Quanto ao CNPq, a forma de concessão será inteiramente reformulada. O formato anterior era similar ao da CAPES, os programas recebiam um montante de bolsas e as distribuíam entre discentes segundos critérios próprios; o que passa a vigorar com as alterações é a concessão direta a pesquisadores por meio de edital. Isso traz insegurança para a manutenção dos programas, que não poderão mais contar com um número certo de bolsas. Quanto às consequências da modificação do modelo, Luiz Vitor declarou que “estão sendo muito radicais, e podem acabar com a pós-graduação a longo prazo! Esse ponto é muito preocupante. Todos os coordenadores concordam que isso é extremamente prejudicial.”   

Essas mudanças, no entanto, não foram recebidas sem fricção pela comunidade científica; a atitude das agências de fomento do governo federal frente aos apelos por revisão do novo modelo vindos de grande parte da comunidade tem se pautado na falta de diálogo, e segundo Luiz Vitor “A CAPES e o CNPq estão decidindo como se não fossem mais vinculadas aos programas de pós-graduação. Elas não escutam mais os programas, não escutam mais os pesquisadores. Estão tomando decisões de uma maneira muito de cima para baixo, sem diálogo”, situação que se coloca como entrave às tentativas de reverter a má gestão da distribuição das bolsas que, como já expresso, terão resultados graves para a pós-graduação e para a ciência como um todo a curto, médio e, de forma mais fatal, a longo prazo.

Não podemos esquecer que por trás da conjuntura está o governo federal, que dita as políticas do MCTIC (Ministério da Ciência, Tecnologia, Inovação e Comunicação) e do MEC (Ministério da Educação), dos quais são subordinados CAPES e CNPq. As ações do governo federal caracterizam, nas palavras do coordenador Luiz Vitor, um “desmanche, que parte de uma visão totalmente ideológica do que se imagina por fazer pesquisa e educação de pós-graduação”, e tal visão não é alinhada com políticas consideradas adequadas, mas são “completamente contrárias a tudo que nós e os países desenvolvidos viemos fazendo até agora”. A pesquisa básica, além da pesquisa aplicada, deve ter espaço para o desenvolvimento e a soberania de qualquer país, o que está sendo ignorado e substituído por investimento único em estudos imediatistas e de curto-prazo: “É um menosprezo por tudo que não é aplicado.[…] É uma falta de sabedoria de como é que funciona o processo científico, que tem que ser múltiplo, variado, multidisciplinar, e tem que abranger e incluir todos os tipos de ciência.

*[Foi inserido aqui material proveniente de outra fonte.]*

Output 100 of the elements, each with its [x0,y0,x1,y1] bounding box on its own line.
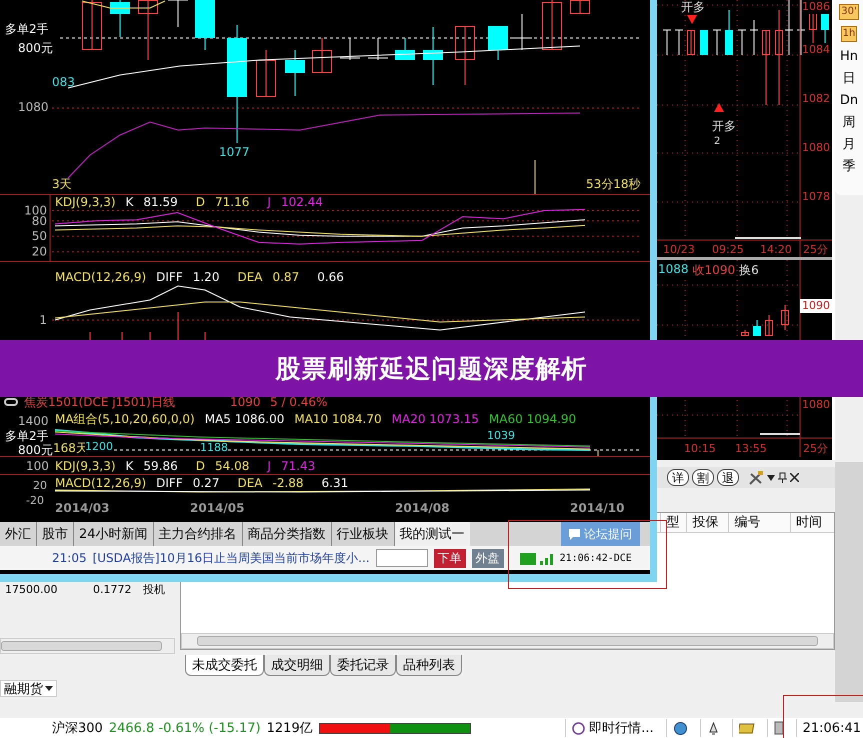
indicator-label: K [126,459,134,473]
bell-icon[interactable] [706,722,720,735]
candlestick [195,0,215,50]
candlestick [712,30,722,56]
indicator-name: MACD(12,26,9) [55,270,146,284]
price-label: 1188 [200,442,228,454]
signal-icon [520,551,554,565]
candlestick [488,26,508,60]
column-header[interactable]: 投保 [686,513,728,532]
date-label: 2014/08 [395,501,450,515]
period-button[interactable]: 月 [842,135,856,154]
candlestick [725,10,733,56]
column-header[interactable]: 编号 [728,513,790,532]
signal-label: 开多 [681,0,705,14]
indicator-value: 0.66 [317,270,344,284]
indicator-value: 71.43 [280,459,316,473]
interval-label: 25分 [803,442,828,456]
axis-label: 20 [32,244,47,259]
interval-label: 25分 [803,243,828,257]
axis-label: 1080 [18,100,49,114]
horizontal-scrollbar[interactable] [0,638,175,654]
candlestick [741,330,749,336]
period-button[interactable]: 日 [842,69,856,88]
candlestick [738,30,746,56]
table-cell-text: 投机 [142,583,166,596]
tab[interactable]: 未成交委托 [185,655,264,676]
position-label: 多单2手 [5,22,49,36]
news-headline[interactable]: [USDA报告]10月16日止当周美国当前市场年度小... [92,550,370,566]
toolbar-button[interactable]: 详 [667,469,689,486]
price-label: 1200 [85,441,113,453]
period-button[interactable]: 30' [839,4,859,20]
ma-value: MA60 1094.90 [488,412,576,426]
candlestick [138,0,158,60]
price-label: 1039 [487,430,515,442]
candlestick [82,0,102,50]
date-label: 2014/03 [55,501,110,515]
quote-value: 1088 [658,262,689,279]
price-label: 083 [52,75,75,89]
indicator-label: D [196,459,206,473]
indicator-label: K [126,195,134,209]
server-clock: 21:06:42-DCE [560,552,632,564]
horizontal-scrollbar[interactable] [181,633,834,649]
signal-count: 2 [714,135,720,149]
market-dropdown[interactable]: 融期货 [0,680,57,697]
period-button[interactable]: 1h [840,26,858,42]
candlestick [542,0,562,50]
candlestick [662,30,672,56]
price-value: 1090 [230,395,261,409]
indicator-label: DIFF [156,270,183,284]
axis-label: -20 [26,495,44,507]
turnover: 1219亿 [266,720,313,738]
outer-button[interactable]: 外盘 [472,548,504,568]
document-icon[interactable] [774,721,784,736]
axis-label: 50 [32,229,47,244]
axis-label: 20 [33,479,47,493]
margin-label: 800元 [18,443,53,456]
indicator-label: DIFF [156,476,183,490]
time-label: 13:55 [735,442,767,456]
clock-icon [572,722,586,735]
code-input-field[interactable] [376,549,428,567]
indicator-value: 6.31 [322,476,348,490]
candlestick [781,304,789,330]
candlestick [423,26,443,86]
candlestick [455,26,475,86]
card-icon[interactable] [738,722,755,734]
tab[interactable]: 品种列表 [396,655,462,676]
period-button[interactable]: Dn [840,91,858,110]
candlestick [753,320,761,336]
pin-icon[interactable] [778,472,787,483]
indicator-label: J [267,459,271,473]
candlestick [168,0,188,28]
tab[interactable]: 我的测试一 [394,522,470,546]
period-button[interactable]: Hn [840,47,858,66]
quote-value: 换6 [739,262,759,279]
tab[interactable]: 委托记录 [330,655,396,676]
period-button[interactable]: 周 [842,113,856,132]
range-marker [760,433,800,435]
position-label: 多单2手 [5,429,49,443]
table-cell-text: 17500.00 [4,583,58,596]
axis-label: 100 [26,459,49,473]
chart-title: 焦炭1501(DCE j1501)日线 [24,395,175,409]
indicator-value: 59.86 [143,459,178,473]
axis-label: 1086 [802,0,830,14]
ma-value: MA10 1084.70 [294,412,382,426]
close-icon[interactable] [790,473,799,482]
signal-label: 开多 [712,119,736,133]
ticker-text[interactable]: 即时行情... [589,719,654,738]
date-label: 2014/10 [570,501,624,515]
toolbar-button[interactable]: 退 [717,469,739,486]
period-label: 3天 [52,177,72,191]
globe-icon[interactable] [672,720,688,736]
indicator-value: 0.87 [272,270,300,284]
order-button[interactable]: 下单 [434,548,466,568]
indicator-label: D [196,195,206,209]
period-button[interactable]: 季 [842,157,856,176]
caret-icon [45,686,53,691]
column-header[interactable]: 时间 [790,513,834,532]
tab[interactable]: 成交明细 [264,655,330,676]
dropdown-icon[interactable] [767,474,775,480]
toolbar-button[interactable]: 割 [692,469,714,486]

Não há como fazer ciência por encomenda.”

Para Bartira Rodrigues Guerra, presidente da APG USP São Carlos, o corte de bolsas representa perda do direito de receber por trabalho prestado. “Você continuaria trabalhando, em qualquer que seja o seu setor, de graça?”, questionou. Os desdobramentos disso, aponta Bartira, são negativos para a sociedade como um todo, e conclui: “O impacto de tudo isso é sentido pela sociedade, se não agora, em algum tempo, pois pesquisas são interrompidas e/ou adiadas por falta de reconhecimento e financiamento. […] Esse tipo de acontecimento só vai parar quando todo mundo entender que país para ser rico deve investir em ciência, com toda sua liberdade e diversidade, e valorizar o(a) professor(a), o(a) pesquisador(a), o(a) cientista!”